From Steve Florman: I served in the Italy Catania Mission under President Vincenzo Conforte from 1987 to 1989. In early 1988, when I was in Catania as mission secretary, I was approached by Sister Rita Piconese, one of the sister missionaries in the city. She told me that she and her companion had an investigator who was ready for baptism, and asked if I would be willing to perform the ordinance. "Of course!" I replied. "I'm honored! Why are you asking me?" I was taken aback by her reply: "You're the biggest elder in Catania." At 6'3" and about 220 pounds I guess I was, but I wondered what I was volunteering for.

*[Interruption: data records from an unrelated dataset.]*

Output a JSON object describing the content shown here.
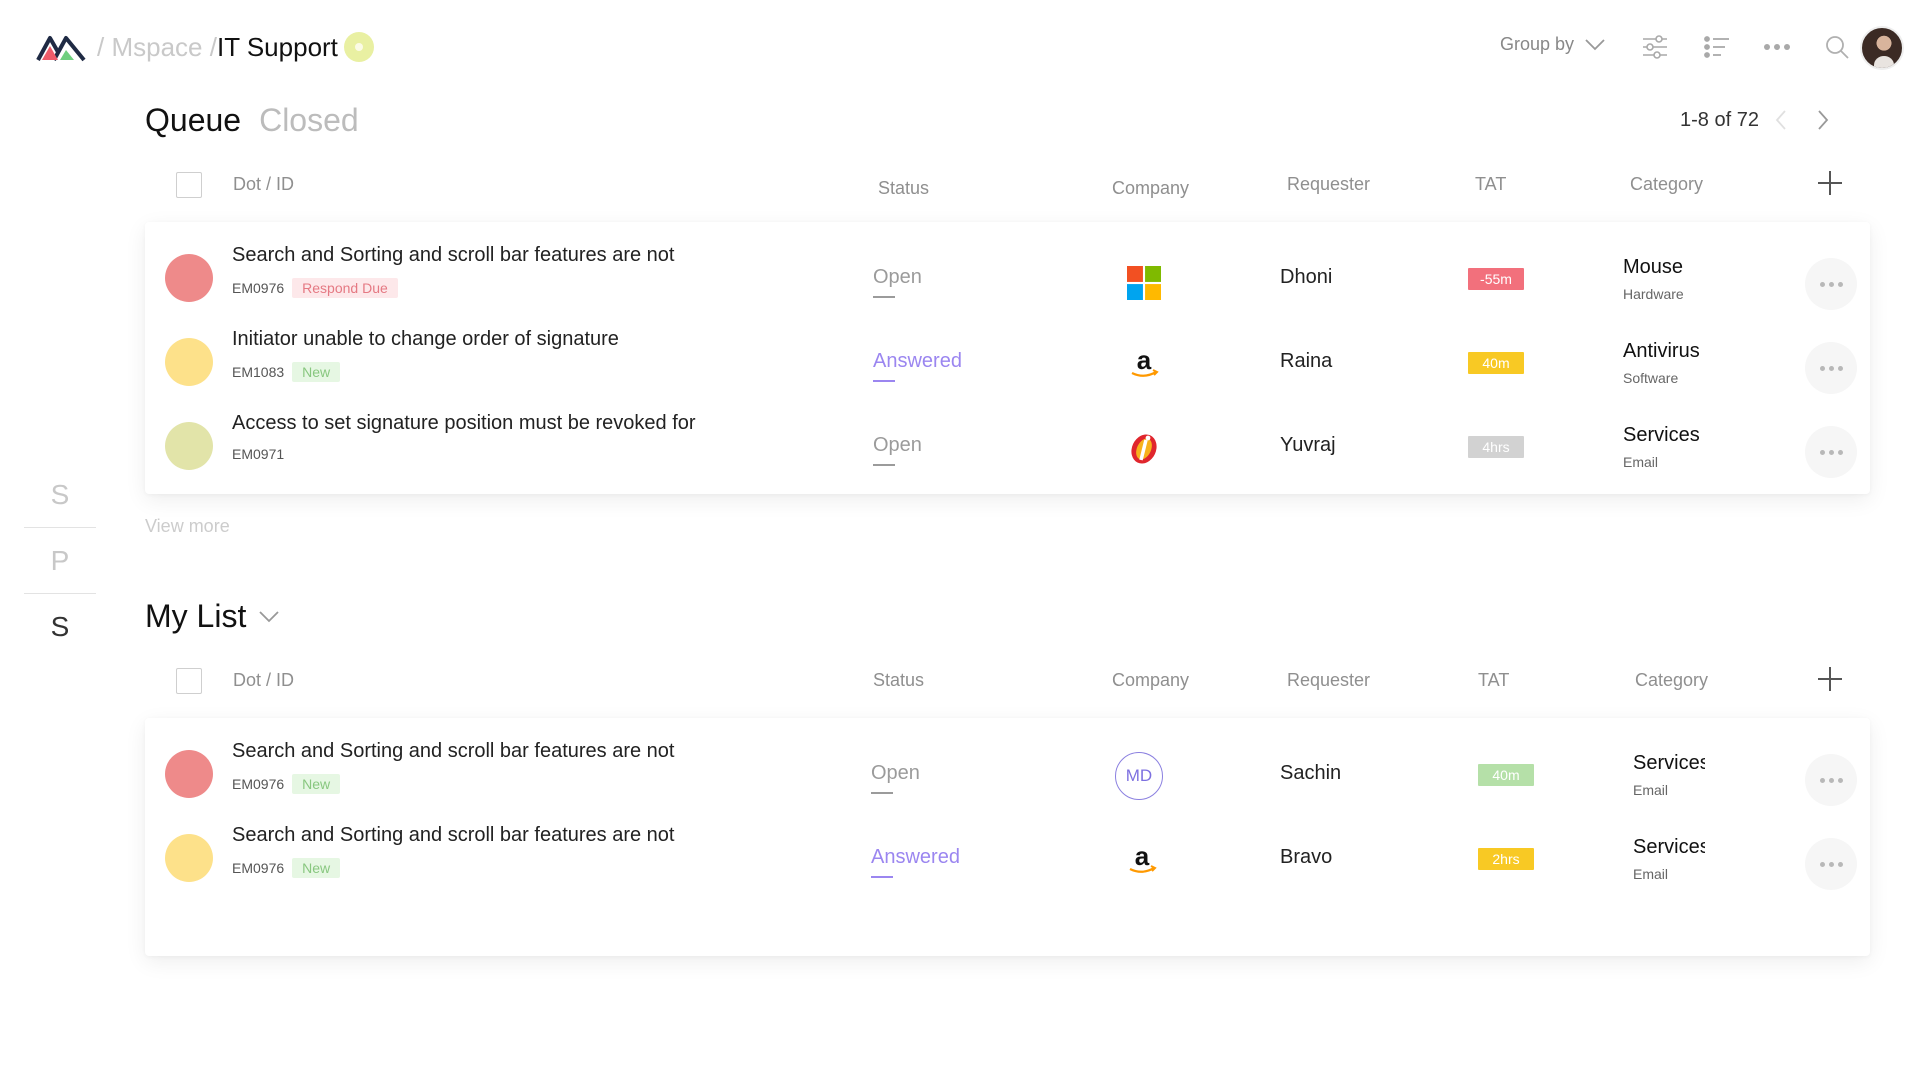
{
  "header": {
    "breadcrumb_sep1": "/",
    "breadcrumb_root": "Mspace",
    "breadcrumb_sep2": "/",
    "breadcrumb_current": "IT Support",
    "group_by_label": "Group by",
    "icons": [
      "filter-sliders-icon",
      "list-view-icon",
      "more-horizontal-icon",
      "search-icon"
    ]
  },
  "rail": {
    "items": [
      "S",
      "P",
      "S"
    ]
  },
  "queue": {
    "tabs": [
      {
        "label": "Queue",
        "active": true
      },
      {
        "label": "Closed",
        "active": false
      }
    ],
    "pager_text": "1-8 of 72",
    "columns": [
      "Dot / ID",
      "Status",
      "Company",
      "Requester",
      "TAT",
      "Category"
    ],
    "rows": [
      {
        "dot_color": "#ee8a8a",
        "title": "Search and Sorting and scroll bar features are not",
        "id": "EM0976",
        "badge": "Respond Due",
        "badge_type": "due",
        "status": "Open",
        "company": "microsoft-logo",
        "requester": "Dhoni",
        "tat": "-55m",
        "tat_color": "#f2707c",
        "category": "Mouse",
        "subcategory": "Hardware"
      },
      {
        "dot_color": "#fde18a",
        "title": "Initiator unable to change order of signature",
        "id": "EM1083",
        "badge": "New",
        "badge_type": "new",
        "status": "Answered",
        "company": "amazon-logo",
        "requester": "Raina",
        "tat": "40m",
        "tat_color": "#f8c924",
        "category": "Antivirus",
        "subcategory": "Software"
      },
      {
        "dot_color": "#e2e4a9",
        "title": "Access to set signature position must be revoked for",
        "id": "EM0971",
        "badge": "",
        "badge_type": "",
        "status": "Open",
        "company": "icici-logo",
        "requester": "Yuvraj",
        "tat": "4hrs",
        "tat_color": "#d2d2d2",
        "category": "Services",
        "subcategory": "Email"
      }
    ],
    "view_more": "View more"
  },
  "mylist": {
    "title": "My List",
    "columns": [
      "Dot / ID",
      "Status",
      "Company",
      "Requester",
      "TAT",
      "Category"
    ],
    "rows": [
      {
        "dot_color": "#ee8a8a",
        "title": "Search and Sorting and scroll bar features are not",
        "id": "EM0976",
        "badge": "New",
        "badge_type": "new",
        "status": "Open",
        "company": "MD",
        "requester": "Sachin",
        "tat": "40m",
        "tat_color": "#b5e0a8",
        "category": "Services",
        "subcategory": "Email"
      },
      {
        "dot_color": "#fde18a",
        "title": "Search and Sorting and scroll bar features are not",
        "id": "EM0976",
        "badge": "New",
        "badge_type": "new",
        "status": "Answered",
        "company": "amazon-logo",
        "requester": "Bravo",
        "tat": "2hrs",
        "tat_color": "#f8c924",
        "category": "Services",
        "subcategory": "Email"
      }
    ]
  }
}
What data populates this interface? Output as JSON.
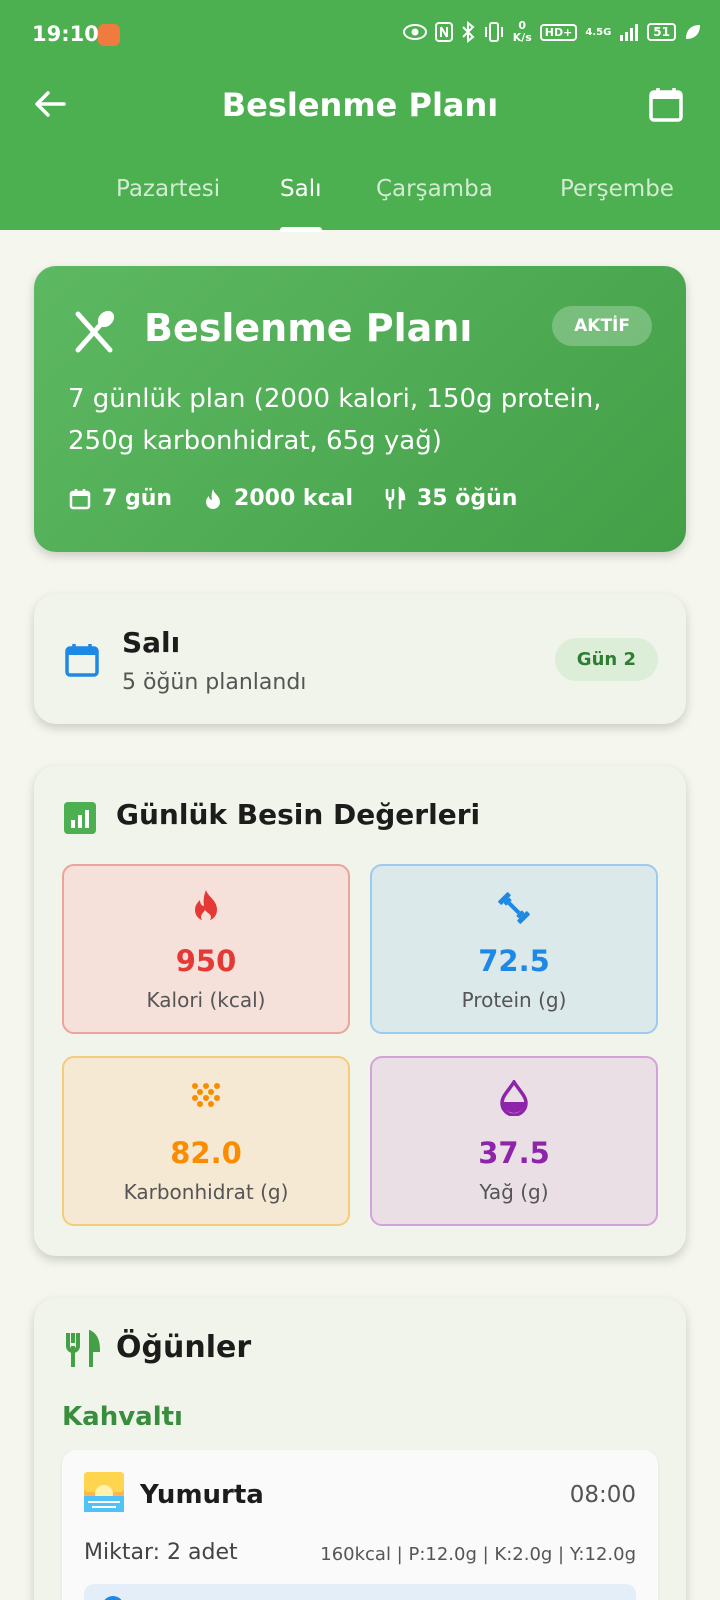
{
  "status_bar": {
    "time": "19:10",
    "net_speed_value": "0",
    "net_speed_unit": "K/s",
    "hd_label": "HD+",
    "network_type": "4.5G",
    "battery": "51"
  },
  "app_bar": {
    "title": "Beslenme Planı"
  },
  "tabs": [
    {
      "label": "Pazartesi"
    },
    {
      "label": "Salı"
    },
    {
      "label": "Çarşamba"
    },
    {
      "label": "Perşembe"
    }
  ],
  "active_tab": "Salı",
  "plan": {
    "title": "Beslenme Planı",
    "badge": "AKTİF",
    "description": "7 günlük plan (2000 kalori, 150g protein, 250g karbonhidrat, 65g yağ)",
    "stats": {
      "days": "7 gün",
      "calories": "2000 kcal",
      "meals": "35 öğün"
    }
  },
  "day": {
    "name": "Salı",
    "subtitle": "5 öğün planlandı",
    "badge": "Gün 2"
  },
  "nutrition": {
    "title": "Günlük Besin Değerleri",
    "tiles": {
      "kalori": {
        "value": "950",
        "label": "Kalori (kcal)"
      },
      "protein": {
        "value": "72.5",
        "label": "Protein (g)"
      },
      "karbonhidrat": {
        "value": "82.0",
        "label": "Karbonhidrat (g)"
      },
      "yag": {
        "value": "37.5",
        "label": "Yağ (g)"
      }
    },
    "colors": {
      "kalori": "#e53935",
      "protein": "#1e88e5",
      "karbonhidrat": "#fb8c00",
      "yag": "#8e24aa"
    }
  },
  "meals": {
    "title": "Öğünler",
    "section": "Kahvaltı",
    "item": {
      "name": "Yumurta",
      "time": "08:00",
      "quantity": "Miktar: 2 adet",
      "macros": "160kcal | P:12.0g | K:2.0g | Y:12.0g"
    }
  },
  "colors": {
    "primary": "#4caf50",
    "primary_dark": "#388e3c"
  },
  "icons": {
    "back": "arrow-left-icon",
    "calendar": "calendar-icon",
    "plan": "fork-knife-icon",
    "fire": "fire-icon",
    "dumbbell": "dumbbell-icon",
    "grain": "grain-icon",
    "drop": "drop-icon",
    "bar_chart": "bar-chart-icon",
    "sunrise": "sunrise-icon"
  }
}
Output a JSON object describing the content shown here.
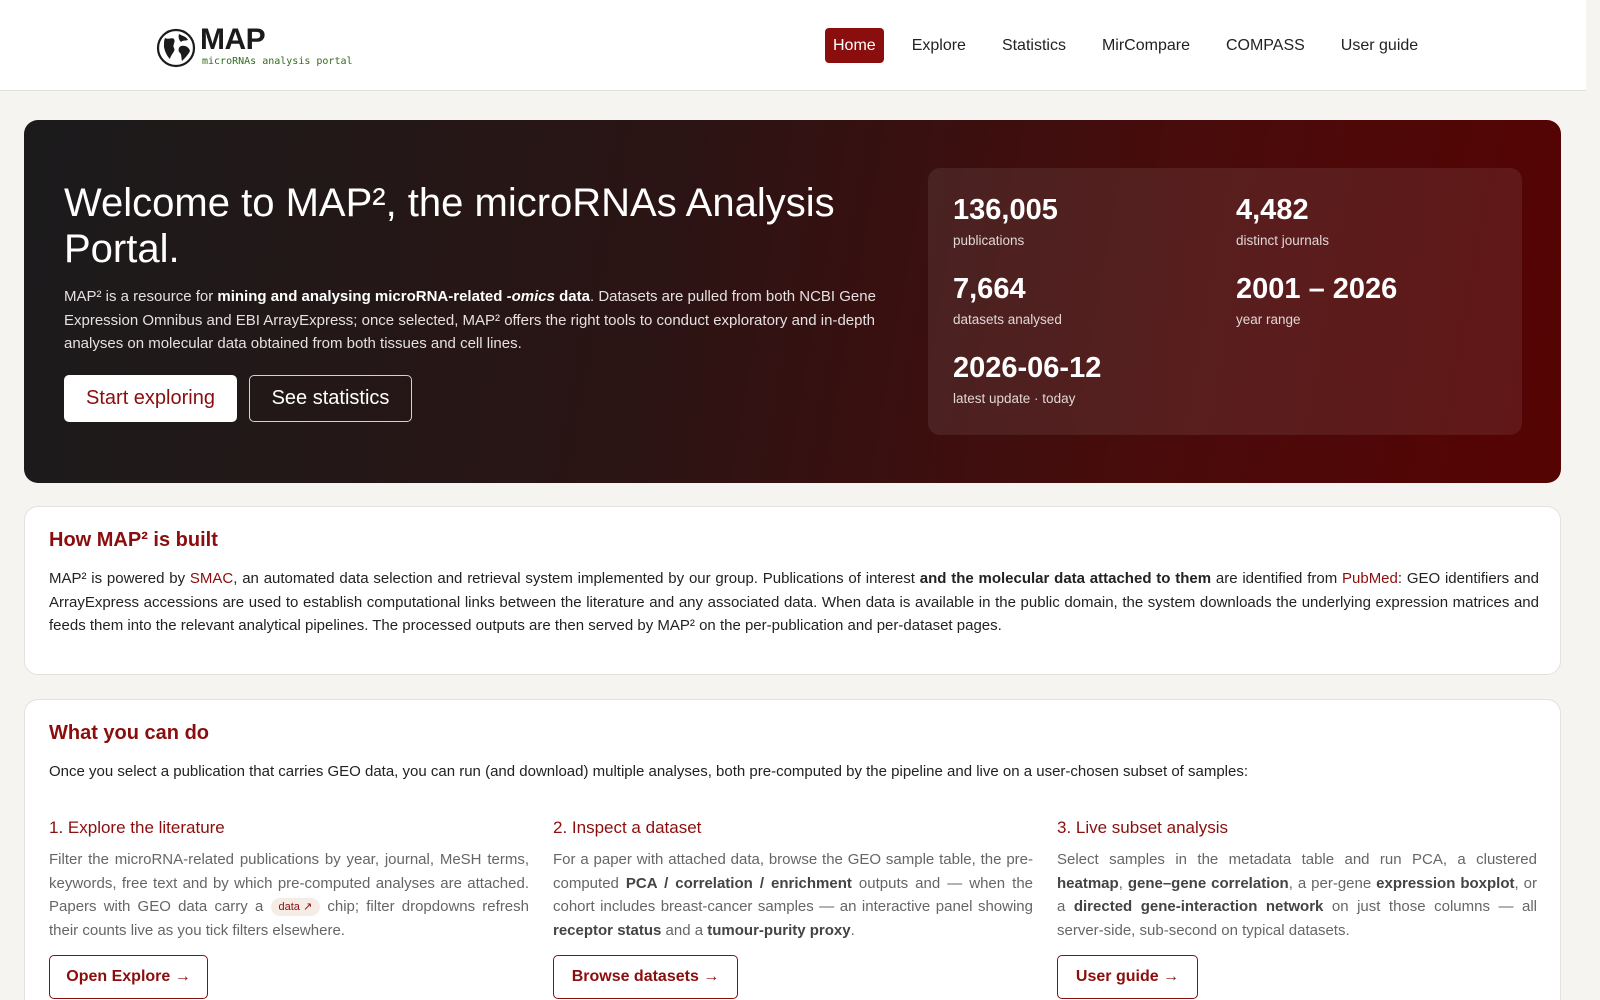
{
  "brand": {
    "logo_text": "MAP",
    "logo_subtitle": "microRNAs analysis portal"
  },
  "nav": [
    {
      "label": "Home",
      "active": true
    },
    {
      "label": "Explore",
      "active": false
    },
    {
      "label": "Statistics",
      "active": false
    },
    {
      "label": "MirCompare",
      "active": false
    },
    {
      "label": "COMPASS",
      "active": false
    },
    {
      "label": "User guide",
      "active": false
    }
  ],
  "hero": {
    "title": "Welcome to MAP², the microRNAs Analysis Portal.",
    "desc_1": "MAP² is a resource for ",
    "desc_bold_1": "mining and analysing microRNA-related ",
    "desc_bold_italic": "-omics",
    "desc_bold_2": " data",
    "desc_2": ". Datasets are pulled from both NCBI Gene Expression Omnibus and EBI ArrayExpress; once selected, MAP² offers the right tools to conduct exploratory and in-depth analyses on molecular data obtained from both tissues and cell lines.",
    "btn_primary": "Start exploring",
    "btn_secondary": "See statistics"
  },
  "stats": [
    {
      "value": "136,005",
      "label": "publications"
    },
    {
      "value": "4,482",
      "label": "distinct journals"
    },
    {
      "value": "7,664",
      "label": "datasets analysed"
    },
    {
      "value": "2001 – 2026",
      "label": "year range"
    },
    {
      "value": "2026-06-12",
      "label": "latest update · today"
    }
  ],
  "built": {
    "title": "How MAP² is built",
    "t1": "MAP² is powered by ",
    "link_smac": "SMAC",
    "t2": ", an automated data selection and retrieval system implemented by our group. Publications of interest ",
    "bold": "and the molecular data attached to them",
    "t3": " are identified from ",
    "link_pubmed": "PubMed",
    "t4": ": GEO identifiers and ArrayExpress accessions are used to establish computational links between the literature and any associated data. When data is available in the public domain, the system downloads the underlying expression matrices and feeds them into the relevant analytical pipelines. The processed outputs are then served by MAP² on the per-publication and per-dataset pages."
  },
  "cando": {
    "title": "What you can do",
    "intro": "Once you select a publication that carries GEO data, you can run (and download) multiple analyses, both pre-computed by the pipeline and live on a user-chosen subset of samples:",
    "col1": {
      "title": "1. Explore the literature",
      "t1": "Filter the microRNA-related publications by year, journal, MeSH terms, keywords, free text and by which pre-computed analyses are attached. Papers with GEO data carry a ",
      "chip": "data ↗",
      "t2": " chip; filter dropdowns refresh their counts live as you tick filters elsewhere.",
      "button": "Open Explore →"
    },
    "col2": {
      "title": "2. Inspect a dataset",
      "t1": "For a paper with attached data, browse the GEO sample table, the pre-computed ",
      "b1": "PCA / correlation / enrichment",
      "t2": " outputs and — when the cohort includes breast-cancer samples — an interactive panel showing ",
      "b2": "receptor status",
      "t3": " and a ",
      "b3": "tumour-purity proxy",
      "t4": ".",
      "button": "Browse datasets →"
    },
    "col3": {
      "title": "3. Live subset analysis",
      "t1": "Select samples in the metadata table and run PCA, a clustered ",
      "b1": "heatmap",
      "t2": ", ",
      "b2": "gene–gene correlation",
      "t3": ", a per-gene ",
      "b3": "expression boxplot",
      "t4": ", or a ",
      "b4": "directed gene-interaction network",
      "t5": " on just those columns — all server-side, sub-second on typical datasets.",
      "button": "User guide →"
    }
  },
  "colors": {
    "accent": "#8b0e0e",
    "hero_dark": "#1b1b1c",
    "hero_red": "#560303"
  }
}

When I met the investigator, Vincenza, I found out. She was about 5 foot 5 and must have weighed close to 300 pounds. At that time, the Catania chapel was in a storefront sort of building, and we had no permanent font - just one of those huge rubber porta-fonts that you assemble out of pipes and fill with a garden hose. Although she was very slightly mentally retarded, Vincenza was a wonderful, cheerful woman with a sparkle in her eye and a strong handshake and you could feel how badly she wanted to be baptized. She had no doubts about the gospel, real child-like faith. So we set the date - January 2, 1988 - and filled the porta-font, and the sisters went through who-knows-how-much trouble to find a white dress big enough for her. The evening came. Vincenza couldn't get into the font over the side; we had to place folding chairs inside and outside so she could clamber in with the sisters holding up a blanket to hide this slightly-immodest procedure from view. When they lowered the blanket, I stepped up into the font, took Vincenza by the wrist as we had practiced, raised my right arm to the square, and said, "Vincenza, essendo stato incaricato da Gesu' Cristo, ti battezzo nel nome del padre, e del Figliuolo, e dello Spirito Santo, Amen." She bent her knees and went over backwards. I had to half-turn and actually sit on her to get her all the way under. But the spirit that filled that little chapel, and touched my heart, was one of the strongest manifestations of the Holy Spirit I have ever felt, and as the witnesses nodded and she came up out of the water, we had our sure witness that this baptism had been registered in heaven and that there was much rejoicing there. It was a wonderful, wonderful experience and I have never forgotten it. Despite the almost comic-opera logistics, it was a marvelous baptism and I am very grateful to have been part of it. I know that it is real authority we have to perform that ordinance - that was made clear to me that evening.
After her baptism, Vincenza was called as a district missionary (this was before there were any stakes in the Catania mission). The sisters worked with her, and they told her she could only wear her missionary nametag when she was out with them actually doing the work. Every so often, we or the sisters would run into Vincenza around town, and she'd talk to us with her arms folded tightly across her chest. Well, she was covering up that nametag - she wore it all the time, and was a tireless witness of the restored Gospel. She'd talk to anyone, anywhere, any time about the Church. Eventually the sisters gave up on the nametag issue, and she wore it pretty much constantly.
About a year later I was back in Catania preparing to go home, and I was catching up on the branch there. I was told that Vincenza had passed away just a couple of months earlier. I guess the weight was too big a strain on her valiant heart. I cried as I thought about her excitement about the Gospel, about the opportunities I had missed to share that message with people, and about how glad I was that she had been a member of the Church, safe in the truth, for a year before her death. Although she never had the chance to attend the temple, I think the angels were waiting for her with open arms when she arrived.